The mechanism by which the present invention accomplishes this
saving is illustrated in FIGS. 2 and 3. Briefly, the head stacks
are mounted on a plate 61, which is pivotable on the axis of a
shaft 62 so as to reverse the order of the heads on the path of the
tape when the tape motion is reversed, and the heads are located at
unequal lateral distances from the axis of pivoting, so as to be
shifted from one set of tracks to the other when the pivoting
motion is carried out.
For example, as shown in FIGS. 2 and 3, the plate 61 mounts an
erase head stack 63 having two erase heads 66, 67 engaging tracks
51 and 53 in forward motion and tracks 54 and 52 in reverse motion.
Downstream from the erase head stack is mounted the record head
stack 57 having an audio record head 71 and a video record head 72
respectively engaging tracks 51 and 53 in forward tape motion and
tracks 54 and 52 in reverse tape motion. Downstream from the record
head stack is mounted the reproduce or play head stack 56 having an
audio reproduce head 68 and a video reproduce head 69 respectively
engaging tracks 51 and 53 in forward tape motion and tracks 54 and
52 in reverse tape motion. It will be seen that the offset of the
respective tracks and heads from the axis of pivoting of the heads
ensures the shifting of the heads from tracks 51 and 53 to tracks
52 and 54 upon pivoting of the head mounting plate 61, and that the
pivoting motion also reverses the order of the heads on the tape
path so that the erase heads are always upstream from the record
heads.
In order to carry out the pivoting motion in coordination with
direction changes of tape motion, there is provided a tape motion
sensing device described as follows (FIG. 4). A clutch disc 81 is
mounted for free rotation on a central shaft 82 and is continuously
driven in the same direction of motion as the motor, as by a belt
83 a pair of intermediate pulley members 84, 86 and a belt 87
engaging a pulley 88 on the motor shaft. A second clutch member 89
is mounted freely on the shaft 82 and is loaded toward the disc 81
as by a spring 91 and snap ring 92 engaging the shaft 82. The
member 89 has a felt pad 93 for frictionally engaging the disc 81.
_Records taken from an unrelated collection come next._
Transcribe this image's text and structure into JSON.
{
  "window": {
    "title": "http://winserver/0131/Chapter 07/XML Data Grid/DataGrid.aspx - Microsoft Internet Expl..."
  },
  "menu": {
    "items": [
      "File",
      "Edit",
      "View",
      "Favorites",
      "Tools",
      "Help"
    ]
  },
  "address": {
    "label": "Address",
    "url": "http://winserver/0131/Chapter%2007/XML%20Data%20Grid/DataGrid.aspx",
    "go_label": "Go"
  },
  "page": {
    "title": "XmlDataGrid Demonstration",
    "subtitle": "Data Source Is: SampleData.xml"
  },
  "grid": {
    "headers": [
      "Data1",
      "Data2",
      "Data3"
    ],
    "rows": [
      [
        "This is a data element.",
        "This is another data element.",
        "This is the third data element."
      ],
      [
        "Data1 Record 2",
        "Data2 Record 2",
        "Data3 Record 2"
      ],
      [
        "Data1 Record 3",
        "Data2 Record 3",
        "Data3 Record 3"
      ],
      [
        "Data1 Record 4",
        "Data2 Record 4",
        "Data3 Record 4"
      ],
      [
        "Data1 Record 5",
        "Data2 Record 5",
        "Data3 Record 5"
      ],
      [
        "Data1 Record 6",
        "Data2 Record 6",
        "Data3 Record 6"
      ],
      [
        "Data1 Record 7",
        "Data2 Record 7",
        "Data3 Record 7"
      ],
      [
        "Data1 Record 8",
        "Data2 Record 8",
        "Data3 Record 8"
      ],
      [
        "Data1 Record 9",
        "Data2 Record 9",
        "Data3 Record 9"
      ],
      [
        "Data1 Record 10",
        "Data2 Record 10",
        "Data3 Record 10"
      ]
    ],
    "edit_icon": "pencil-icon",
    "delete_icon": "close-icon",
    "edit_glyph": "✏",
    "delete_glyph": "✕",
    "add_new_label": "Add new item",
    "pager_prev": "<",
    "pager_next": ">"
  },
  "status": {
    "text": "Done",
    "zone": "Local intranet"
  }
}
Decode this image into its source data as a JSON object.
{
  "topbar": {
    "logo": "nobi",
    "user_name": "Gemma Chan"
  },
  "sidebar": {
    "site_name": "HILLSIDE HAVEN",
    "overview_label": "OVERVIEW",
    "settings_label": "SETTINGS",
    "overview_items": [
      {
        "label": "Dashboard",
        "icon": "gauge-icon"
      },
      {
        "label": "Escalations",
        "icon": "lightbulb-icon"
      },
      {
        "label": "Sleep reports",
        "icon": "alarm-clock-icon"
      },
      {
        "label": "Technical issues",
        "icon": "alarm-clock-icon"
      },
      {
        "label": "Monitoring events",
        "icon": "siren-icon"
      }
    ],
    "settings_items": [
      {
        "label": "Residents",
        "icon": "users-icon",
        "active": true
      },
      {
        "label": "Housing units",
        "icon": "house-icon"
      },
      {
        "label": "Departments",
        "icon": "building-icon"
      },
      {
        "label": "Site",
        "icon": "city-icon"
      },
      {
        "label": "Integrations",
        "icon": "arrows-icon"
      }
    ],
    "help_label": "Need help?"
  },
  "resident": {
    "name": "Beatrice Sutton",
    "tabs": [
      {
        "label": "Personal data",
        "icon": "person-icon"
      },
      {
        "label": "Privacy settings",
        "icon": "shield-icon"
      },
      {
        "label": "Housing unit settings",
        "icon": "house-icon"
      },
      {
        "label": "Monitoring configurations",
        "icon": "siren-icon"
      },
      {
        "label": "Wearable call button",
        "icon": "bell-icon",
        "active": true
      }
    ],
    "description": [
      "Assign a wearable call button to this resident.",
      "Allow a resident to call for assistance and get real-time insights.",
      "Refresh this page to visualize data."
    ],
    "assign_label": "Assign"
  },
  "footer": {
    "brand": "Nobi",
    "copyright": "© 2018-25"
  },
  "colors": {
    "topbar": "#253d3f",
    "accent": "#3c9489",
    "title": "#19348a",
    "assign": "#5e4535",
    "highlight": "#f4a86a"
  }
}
The member 89 thus constitutes a change-of-motion sensing device,
for upon change of motion of the motor, the member 89 rotates
through a limited arc in the new direction, being restrained at
both limits of the arc by a pin 94 that engages a slot 96 in the
member 89. The slot 96 is of chevron shape, having a central
portion 97 at a greater radius than the end portions 98, 99 so as
to urge the pin 94 in the manner of a cam radially outwardly and
then inwardly again after a short time delay upon each change of
motion. The pin 94 is mounted on an arm 101 that is pivoted on a
fixed shaft 102 so that the pin 94 is free for such radial motion
with respect to the shaft 82 but not circumferential motion with
respect thereto. The arm 101 has an edge face 103 and a pair of cam
faces 104 and 105 for engaging the end 106 of detent 107 for the
purpose of releasing an operative disc 108 for exactly one
revolution each time the direction of motion of the tape is
changed. The operative disc initiates and controls the retraction,
pivoting and repositioning of the head plate 61 upon each such
change of motion, and the engagement of the operative disc with the
driving clutch disc 81 for this purpose is controlled by the detent
107 as follows. The detent 107 is mounted for radial motion in a
slot 111 of the operative disc 108, and is loaded radially
outwardly by a spring 112. The detent 107 has a portion 113
extending to engage a flange 114 of the clutch disc 81 so as to
provide for permanent retention of the detent in the assembly; and
the detent 107 has a detent portion 116 adapted for extension to
fit loosely between any of a number of crown gear teeth 117 formed
on the clutch disc 81, when the detent is in its radially most
outward position as limited by the flange 114 of the clutch disc,
thus keying the operative disc 108 to the clutch disc 81 for
revolution therewith. So long, however, as the motor is continually
operating in one direction, the detent is held radially inward by
the face 103 of the arm 101, since the pin 94 is also held radially
inward by engagement with one end or the other of slot 96; and
consequently under these conditions the operative disc 108 is not
keyed to the revolving clutch disc 81 and remains stationary. Only
when the tape motion is changed, as by reversal of the motor 21, is
the operative disc 108 caused to revolve, just once. Upon such
reversal of the motor, the clutch member 89 is caused to swing in
the new direction for the length of slot 96, carrying the pin 94
and arm 101 radially outward at the midpoint 97 of the slot and
releasing the detent 107 to lock the operative disc 108 to the
clutch disc 81, which then begins to make its single revolution,
carrying the detent around in train. While the detent is revolving,
the pin 94 and arm 101 are carried radially inward again by
engagement with the opposite end of slot 96; and when the detent
arrives at the end of one revolution, it is forced radially inward
by engagement with one of the cam faces 104, 105 of the arm 101,
thus releasing the operative disc 108, which stops revolving. The
operative disc 108 is retained in the desired stop position by
means of a detent member 121, which extends from a spring loaded
arm 122 that is also pivoted on shaft 102. The detent member 121
engages a wedge-shaped cam groove 123 in the operative disc 108, so
that the operative disc is retained in stopped position only when
the detent 107 is retracted, but the restraining force of the
detent member 121 is completely overcome whenever the detent 107 is
engaged with the teeth 117 of the clutch disc 81.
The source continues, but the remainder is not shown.